CEJIL - along with ten other social organizations - denounced before the Inter-American Commission on Human Rights (IACHR) the multiple violations of human rights involved in the construction of the interoceanic canal in Nicaragua.

The construction of the canal covers a strip of land 278 kilometers long, with a surrounding area of 10 km on either side. It is a construction that is three times larger than the Panama canal and will result in the greatest soil and sediment removal of all time. This has prompted much concern by environmental organizations that have shown that the canal’s route will affect 7 protected areas, destroy 193 thousand hectares of diverse forests, and poses a threat of contamination to the Great Lake Cocibolca, the most important Central American freshwater reservoir.

The organizations bringing the complaint also expressed concern about the State's failure to consult with indigenous peoples and people of African descent.
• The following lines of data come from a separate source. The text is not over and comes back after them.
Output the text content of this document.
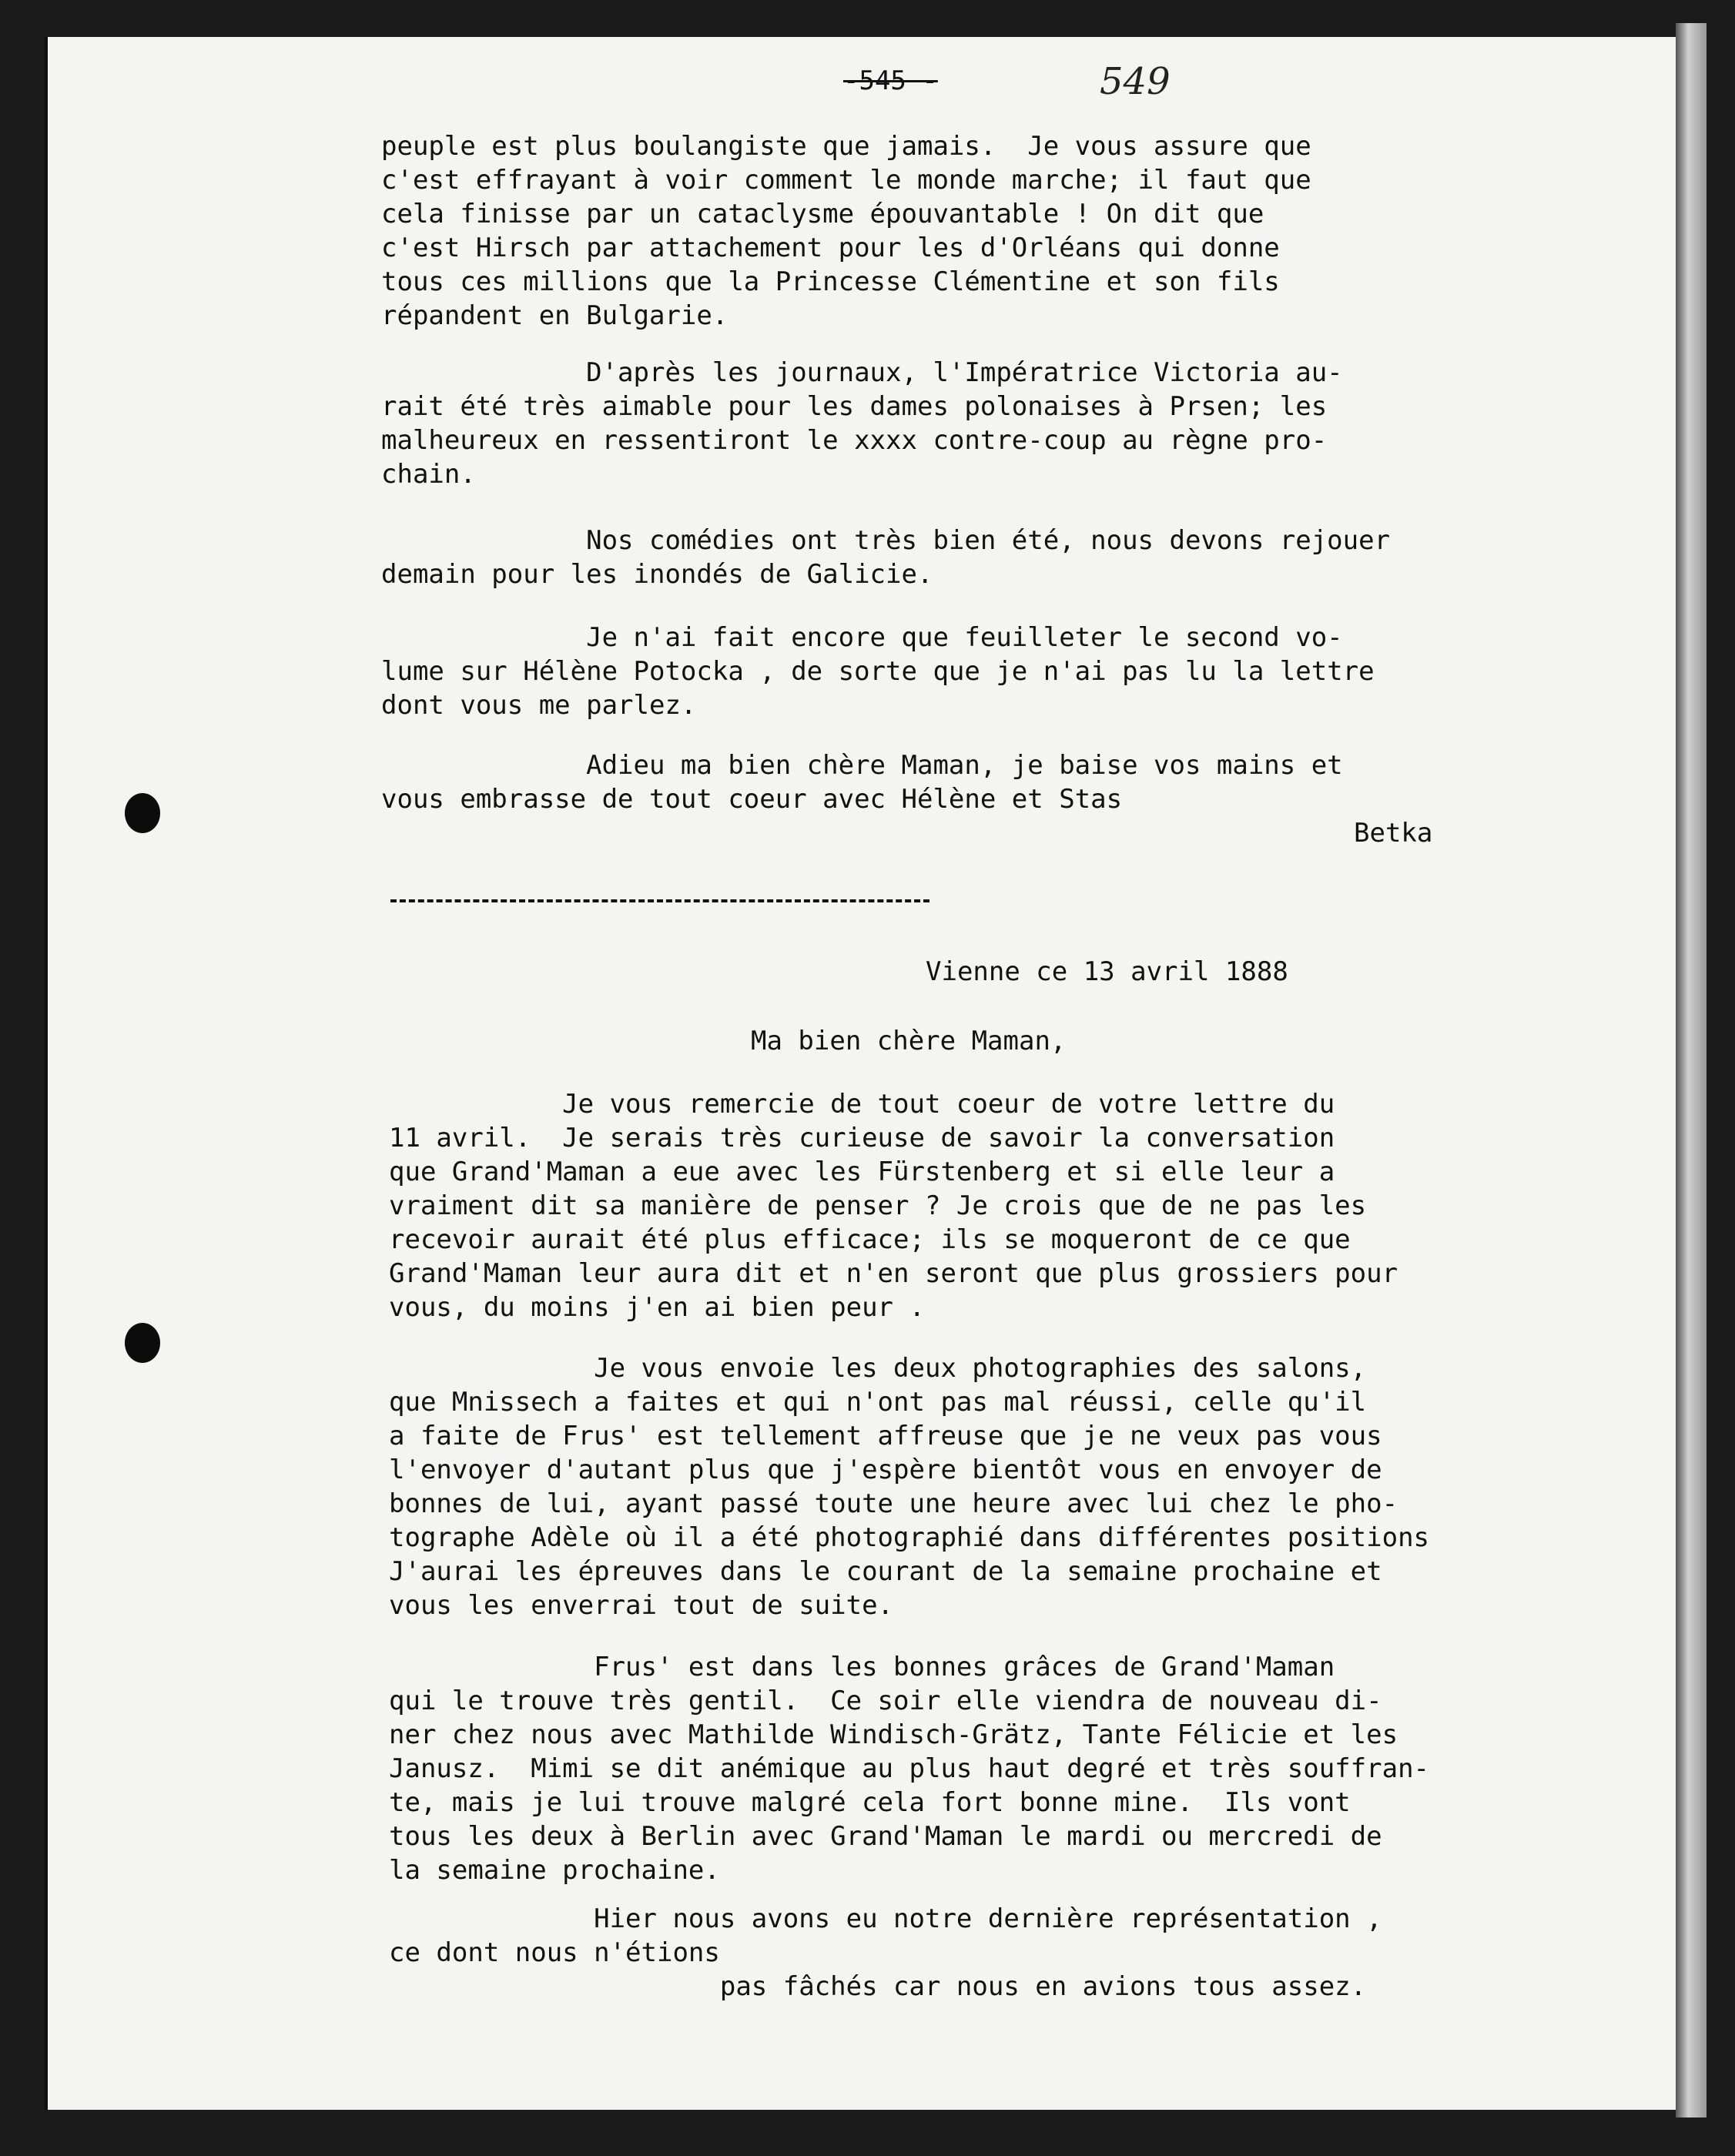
-545 -	549
peuple est plus boulangiste que jamais.  Je vous assure que
c'est effrayant à voir comment le monde marche; il faut que
cela finisse par un cataclysme épouvantable ! On dit que
c'est Hirsch par attachement pour les d'Orléans qui donne
tous ces millions que la Princesse Clémentine et son fils
répandent en Bulgarie.
D'après les journaux, l'Impératrice Victoria au-
rait été très aimable pour les dames polonaises à Prsen; les
malheureux en ressentiront le xxxx contre-coup au règne pro-
chain.
Nos comédies ont très bien été, nous devons rejouer
demain pour les inondés de Galicie.
Je n'ai fait encore que feuilleter le second vo-
lume sur Hélène Potocka , de sorte que je n'ai pas lu la lettre
dont vous me parlez.
Adieu ma bien chère Maman, je baise vos mains et
vous embrasse de tout coeur avec Hélène et Stas
Betka
Vienne ce 13 avril 1888
Ma bien chère Maman,
Je vous remercie de tout coeur de votre lettre du
11 avril.  Je serais très curieuse de savoir la conversation
que Grand'Maman a eue avec les Fürstenberg et si elle leur a
vraiment dit sa manière de penser ? Je crois que de ne pas les
recevoir aurait été plus efficace; ils se moqueront de ce que
Grand'Maman leur aura dit et n'en seront que plus grossiers pour
vous, du moins j'en ai bien peur .
Je vous envoie les deux photographies des salons,
que Mnissech a faites et qui n'ont pas mal réussi, celle qu'il
a faite de Frus' est tellement affreuse que je ne veux pas vous
l'envoyer d'autant plus que j'espère bientôt vous en envoyer de
bonnes de lui, ayant passé toute une heure avec lui chez le pho-
tographe Adèle où il a été photographié dans différentes positions
J'aurai les épreuves dans le courant de la semaine prochaine et
vous les enverrai tout de suite.
Frus' est dans les bonnes grâces de Grand'Maman
qui le trouve très gentil.  Ce soir elle viendra de nouveau di-
ner chez nous avec Mathilde Windisch-Grätz, Tante Félicie et les
Janusz.  Mimi se dit anémique au plus haut degré et très souffran-
te, mais je lui trouve malgré cela fort bonne mine.  Ils vont
tous les deux à Berlin avec Grand'Maman le mardi ou mercredi de
la semaine prochaine.
Hier nous avons eu notre dernière représentation ,
ce dont nous n'étions
pas fâchés car nous en avions tous assez.
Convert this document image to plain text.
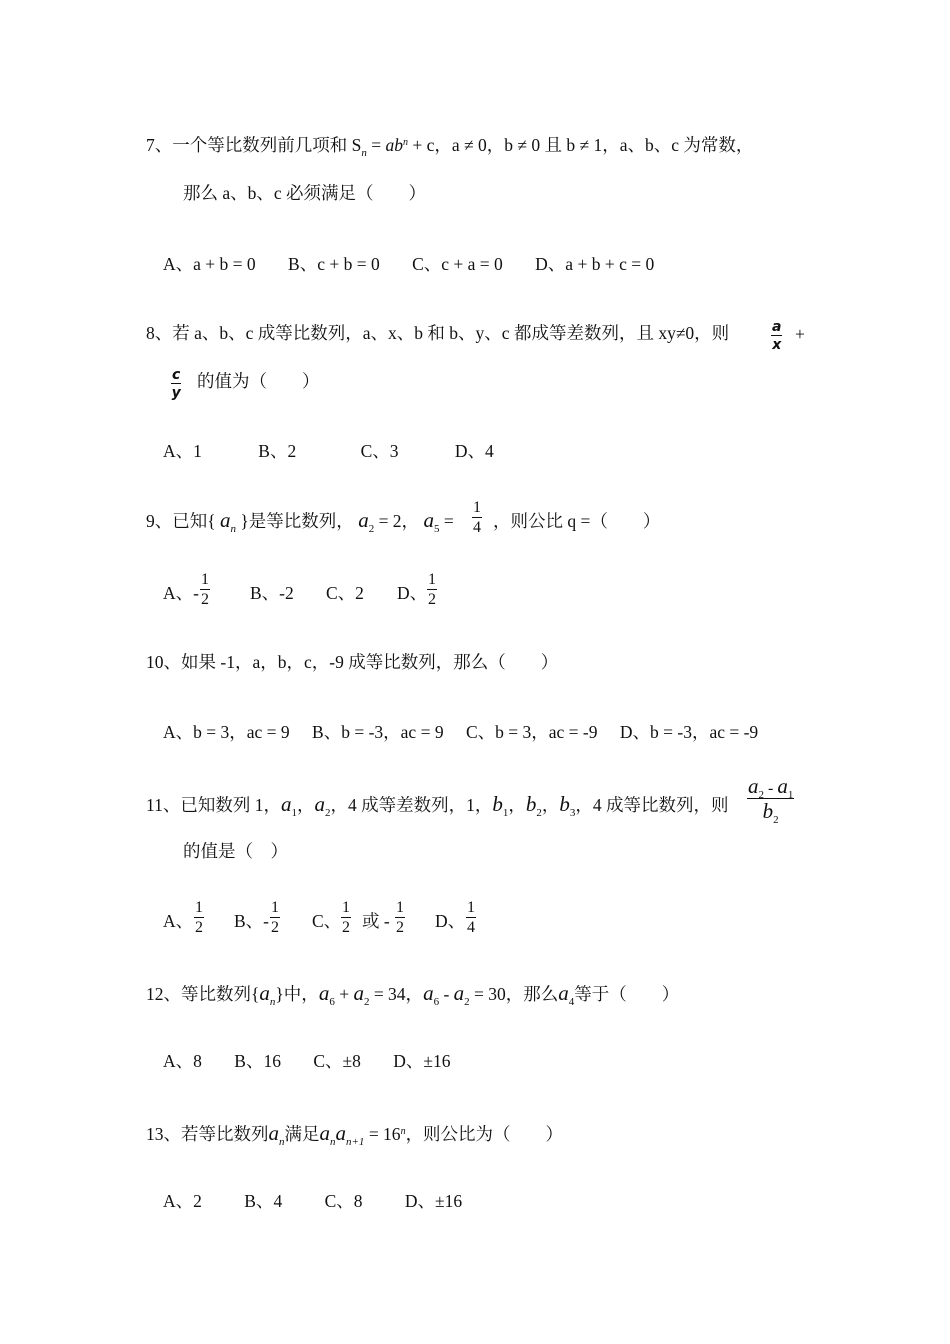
7、一个等比数列前几项和 $S_n = ab^n + c$，a ≠ 0，b ≠ 0 且 b ≠ 1，a、b、c 为常数，
那么 a、b、c 必须满足（　　）
A、a + b = 0 B、c + b = 0 C、c + a = 0 D、a + b + c = 0
8、若 a、b、c 成等比数列，a、x、b 和 b、y、c 都成等差数列，且 xy≠0，则	$\frac{a}{x}$ +
$\frac{c}{y}$ 的值为（　　）
A、1	B、2	C、3	D、4
9、已知{ $a_n$ }是等比数列， $a_2 = 2$， $a_5 = \frac{1}{4}$ ，则公比 q =（　　）
A、- $\frac{1}{2}$ B、-2 C、2 D、 $\frac{1}{2}$
10、如果 -1，a，b，c，-9 成等比数列，那么（　　）
A、b = 3，ac = 9 B、b = -3，ac = 9 C、b = 3，ac = -9 D、b = -3，ac = -9
11、已知数列 1，$a_1$，$a_2$，4 成等差数列，1，$b_1$，$b_2$，$b_3$，4 成等比数列，则 $\frac{a_2 - a_1}{b_2}$
的值是（　）
A、 $\frac{1}{2}$ B、- $\frac{1}{2}$ C、 $\frac{1}{2}$ 或 - $\frac{1}{2}$ D、 $\frac{1}{4}$
12、等比数列$\{a_n\}$中，$a_6 + a_2 = 34$，$a_6 - a_2 = 30$，那么$a_4$等于（　　）
A、8 B、16 C、±8 D、±16
13、若等比数列$a_n$满足$a_na_{n+1} = 16^n$，则公比为（　　）
A、2 B、4 C、8 D、±16
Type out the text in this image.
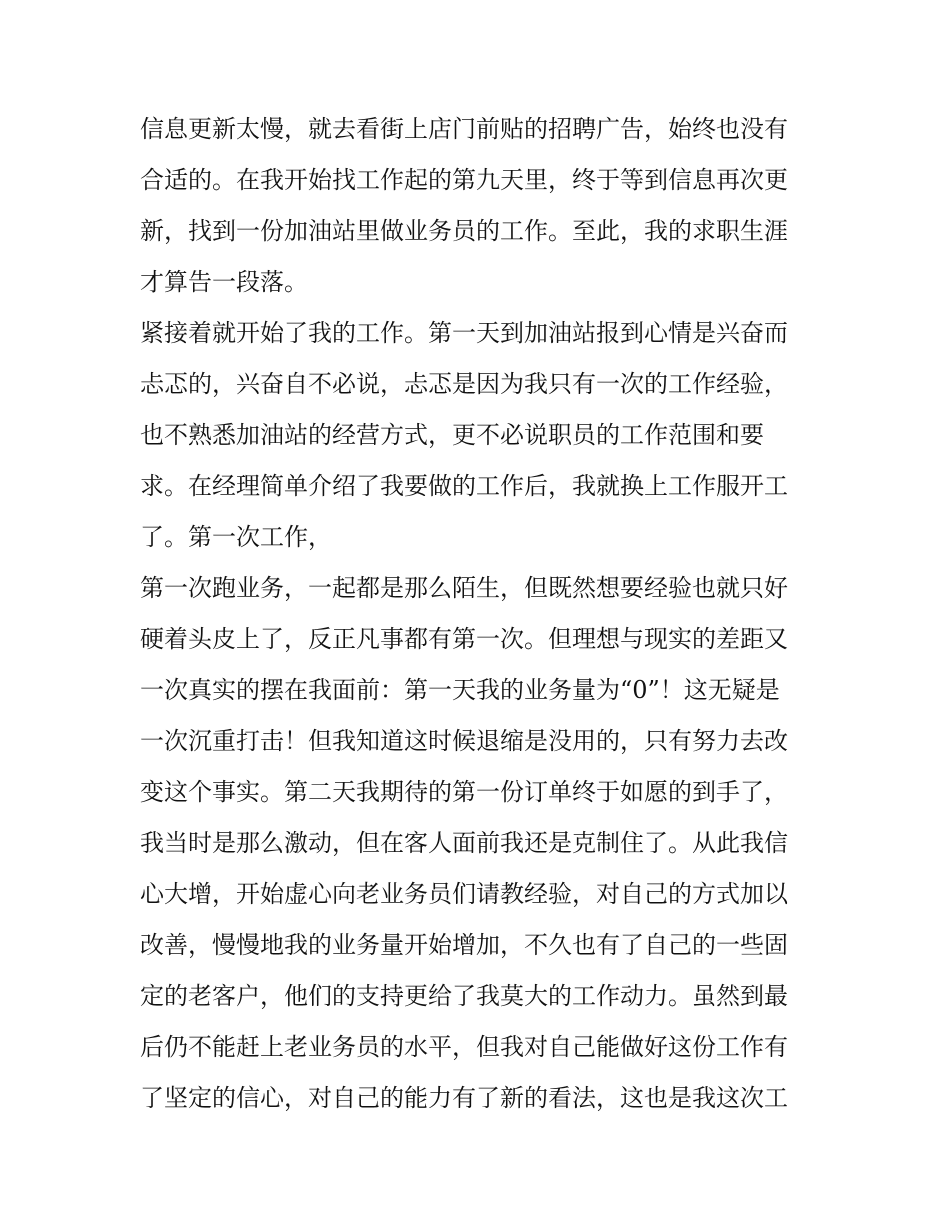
信息更新太慢，就去看街上店门前贴的招聘广告，始终也没有
合适的。在我开始找工作起的第九天里，终于等到信息再次更
新，找到一份加油站里做业务员的工作。至此，我的求职生涯
才算告一段落。
紧接着就开始了我的工作。第一天到加油站报到心情是兴奋而
忐忑的，兴奋自不必说，忐忑是因为我只有一次的工作经验，
也不熟悉加油站的经营方式，更不必说职员的工作范围和要
求。在经理简单介绍了我要做的工作后，我就换上工作服开工
了。第一次工作，
第一次跑业务，一起都是那么陌生，但既然想要经验也就只好
硬着头皮上了，反正凡事都有第一次。但理想与现实的差距又
一次真实的摆在我面前：第一天我的业务量为“0”！这无疑是
一次沉重打击！但我知道这时候退缩是没用的，只有努力去改
变这个事实。第二天我期待的第一份订单终于如愿的到手了，
我当时是那么激动，但在客人面前我还是克制住了。从此我信
心大增，开始虚心向老业务员们请教经验，对自己的方式加以
改善，慢慢地我的业务量开始增加，不久也有了自己的一些固
定的老客户，他们的支持更给了我莫大的工作动力。虽然到最
后仍不能赶上老业务员的水平，但我对自己能做好这份工作有
了坚定的信心，对自己的能力有了新的看法，这也是我这次工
These groups are found in 52% of the Canal route and will be affected by the process of land expropriation, and the violation of their land rights and their right to participation and self-determination. An additional 119,000 people might be displaced.

For the petitioners, these situations amount to violations of both social and cultural rights as well as civil and political rights. Within this framework, a request was made at the regular session of hearings in March that the Commission carry out an official visit to Nicaragua and report in detail the scope and consequences of the implementation of the project, promoting a broad and transparent debate and using consultation mechanisms with the affected population. The State was held accountable for the project and the IACHR reiterated its request for the authorities to visit the country.